The old me would have made a self-deprecating joke, then stress-eaten the entire appetizer platter. The new me just let the awkward moment exist without trying to fill it with food or deflection.
That was when I realized how much progress I’d made—not just physically, but mentally. I was developing a meta booster effect where each small success built momentum for the next one.
Where I Am Now
A year into this journey, I’ve lost 43 pounds. But the number on the scale is actually the least important metric.
My bloodwork has improved dramatically. My doctor was genuinely shocked at my last physical.
I can play with my kids without getting winded. I can sit comfortably in airplane seats. I can wear clothes I actually like instead of whatever will hide my gut.
But the biggest change has been in my relationship with food and my body. I no longer view food as reward or punishment or entertainment. I don’t see exercise as torture. I don’t beat myself up over occasional indulgences.
I’ve found a sustainable approach to health that I can maintain without feeling deprived or obsessed.
What worked for me was:
- Understanding metabolic principles rather than following fad diets
- Focusing on protein and vegetables for satiety
- Minimal but consistent strength training
- Daily movement that wasn’t formal “exercise”
- Addressing the emotional aspects of eating
Notice what’s not on that list: crash diets, expensive supplements, extreme exercise, or any kind of quick fix.
I still enjoy pizza with my kids. I still have beers with friends occasionally. The difference is that these are conscious choices rather than mindless habits.
Last month, a younger colleague asked for advice after noticing my transformation.
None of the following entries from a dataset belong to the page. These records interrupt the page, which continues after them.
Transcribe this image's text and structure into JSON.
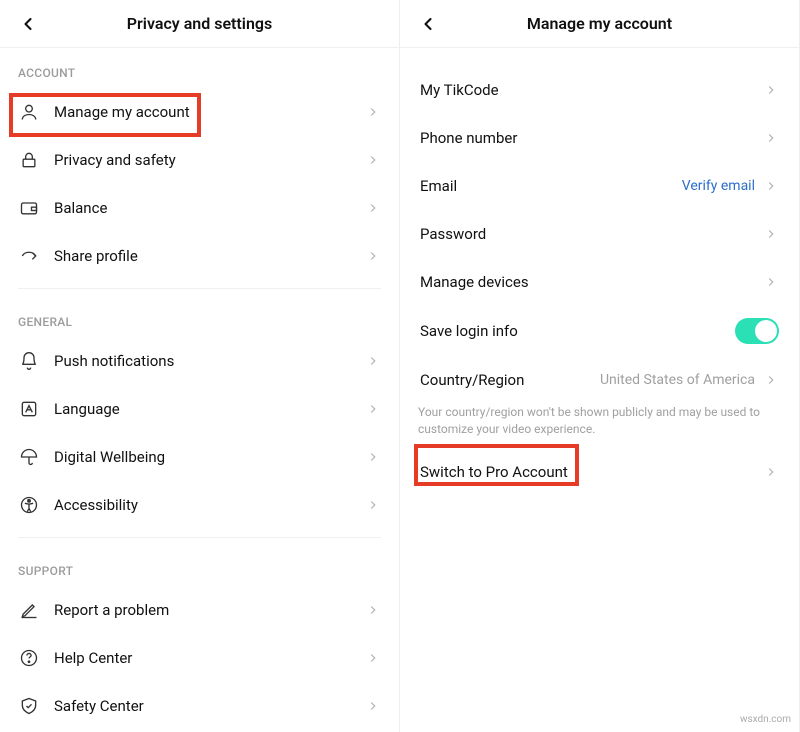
{
  "left": {
    "title": "Privacy and settings",
    "sections": {
      "account": {
        "label": "ACCOUNT",
        "items": [
          {
            "label": "Manage my account"
          },
          {
            "label": "Privacy and safety"
          },
          {
            "label": "Balance"
          },
          {
            "label": "Share profile"
          }
        ]
      },
      "general": {
        "label": "GENERAL",
        "items": [
          {
            "label": "Push notifications"
          },
          {
            "label": "Language"
          },
          {
            "label": "Digital Wellbeing"
          },
          {
            "label": "Accessibility"
          }
        ]
      },
      "support": {
        "label": "SUPPORT",
        "items": [
          {
            "label": "Report a problem"
          },
          {
            "label": "Help Center"
          },
          {
            "label": "Safety Center"
          }
        ]
      }
    }
  },
  "right": {
    "title": "Manage my account",
    "items": {
      "tikcode": {
        "label": "My TikCode"
      },
      "phone": {
        "label": "Phone number"
      },
      "email": {
        "label": "Email",
        "value": "Verify email"
      },
      "password": {
        "label": "Password"
      },
      "devices": {
        "label": "Manage devices"
      },
      "savelogin": {
        "label": "Save login info"
      },
      "country": {
        "label": "Country/Region",
        "value": "United States of America"
      },
      "country_hint": "Your country/region won't be shown publicly and may be used to customize your video experience.",
      "switchpro": {
        "label": "Switch to Pro Account"
      }
    }
  },
  "watermark": "wsxdn.com"
}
As I shared what had worked for me, I realized I wasn’t just repeating things I’d read—I was speaking from lived experience, from all the trial and error and failures and small victories.
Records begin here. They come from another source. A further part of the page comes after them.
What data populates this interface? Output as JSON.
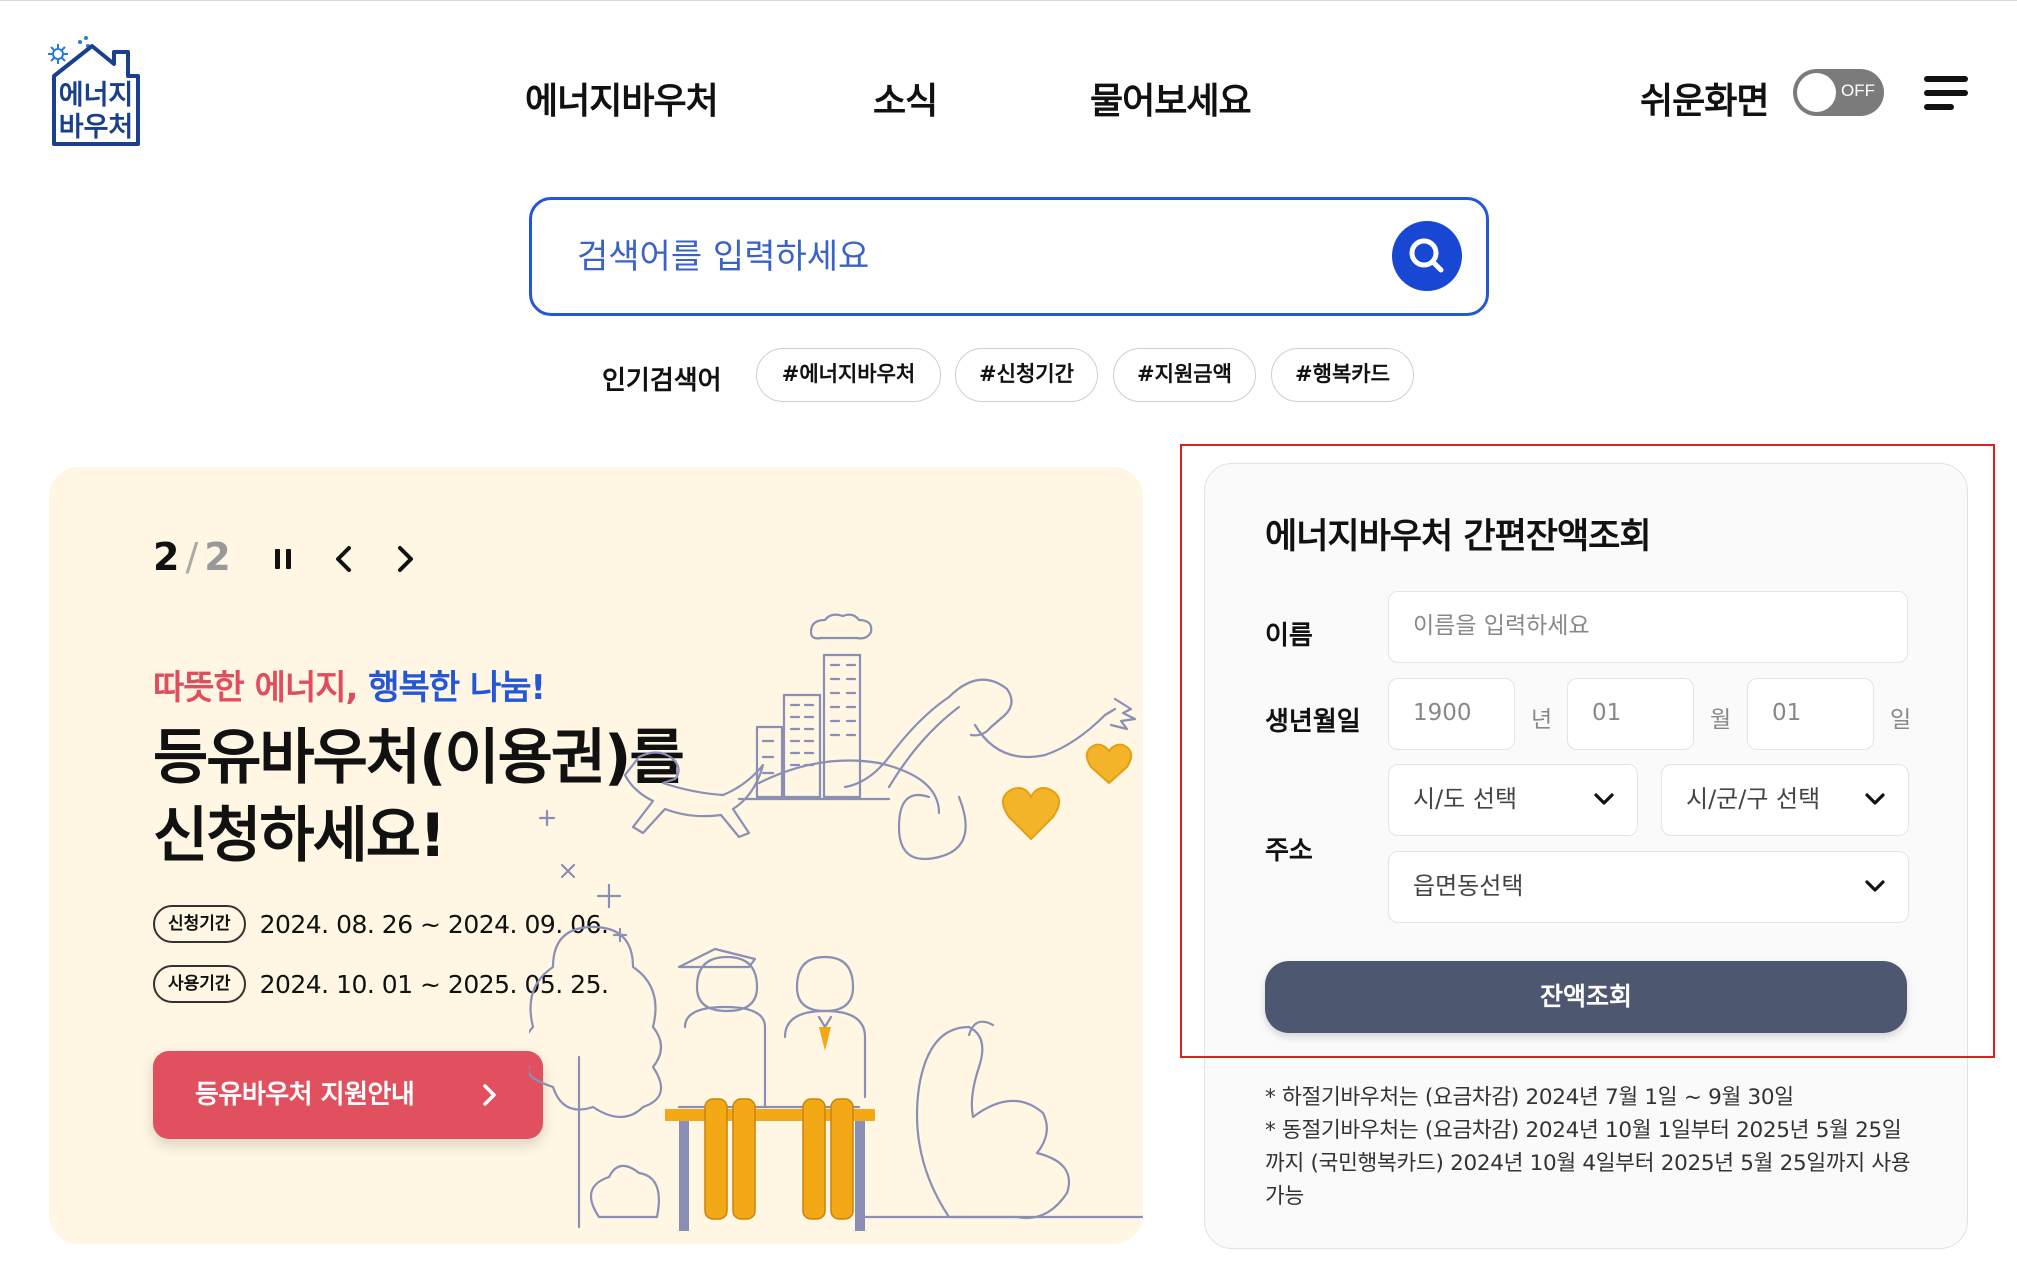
{
  "logo": {
    "line1": "에너지",
    "line2": "바우처"
  },
  "nav": {
    "items": [
      "에너지바우처",
      "소식",
      "물어보세요"
    ]
  },
  "easy_mode": {
    "label": "쉬운화면",
    "toggle_text": "OFF"
  },
  "search": {
    "placeholder": "검색어를 입력하세요"
  },
  "popular": {
    "title": "인기검색어",
    "tags": [
      "#에너지바우처",
      "#신청기간",
      "#지원금액",
      "#행복카드"
    ]
  },
  "banner": {
    "current": "2",
    "total": "2",
    "subtitle_red": "따뜻한 에너지,",
    "subtitle_blue": "행복한 나눔!",
    "title": "등유바우처(이용권)를 신청하세요!",
    "apply_label": "신청기간",
    "apply_value": "2024. 08. 26 ~ 2024. 09. 06.",
    "use_label": "사용기간",
    "use_value": "2024. 10. 01 ~ 2025. 05. 25.",
    "button_label": "등유바우처 지원안내"
  },
  "balance": {
    "title": "에너지바우처 간편잔액조회",
    "name_label": "이름",
    "name_placeholder": "이름을 입력하세요",
    "birth_label": "생년월일",
    "year": "1900",
    "year_unit": "년",
    "month": "01",
    "month_unit": "월",
    "day": "01",
    "day_unit": "일",
    "address_label": "주소",
    "sido": "시/도 선택",
    "sigungu": "시/군/구 선택",
    "eupmyeondong": "읍면동선택",
    "button_label": "잔액조회",
    "notes": [
      "* 하절기바우처는 (요금차감) 2024년 7월 1일 ~ 9월 30일",
      "* 동절기바우처는 (요금차감) 2024년 10월 1일부터 2025년 5월 25일까지 (국민행복카드) 2024년 10월 4일부터 2025년 5월 25일까지 사용 가능"
    ]
  },
  "colors": {
    "primary": "#2457d6",
    "accent_red": "#e0505f",
    "banner_bg": "#fff6e3",
    "button_dark": "#4e5770",
    "highlight": "#e02020"
  }
}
“The hardest part isn’t starting,” I told him. “It’s persisting through the days when nothing seems to be changing. Trust the process and give your body time to respond.”
If you’re just starting out, remember this: The approach that works is the one you can actually maintain. Find what fits your life, your schedule, your preferences—that’s the path to lasting change.
And for God’s sake, be kinder to yourself than I was. The body you’re trying to change is still carrying you through life every day. It deserves basic respect, even as you work to improve it.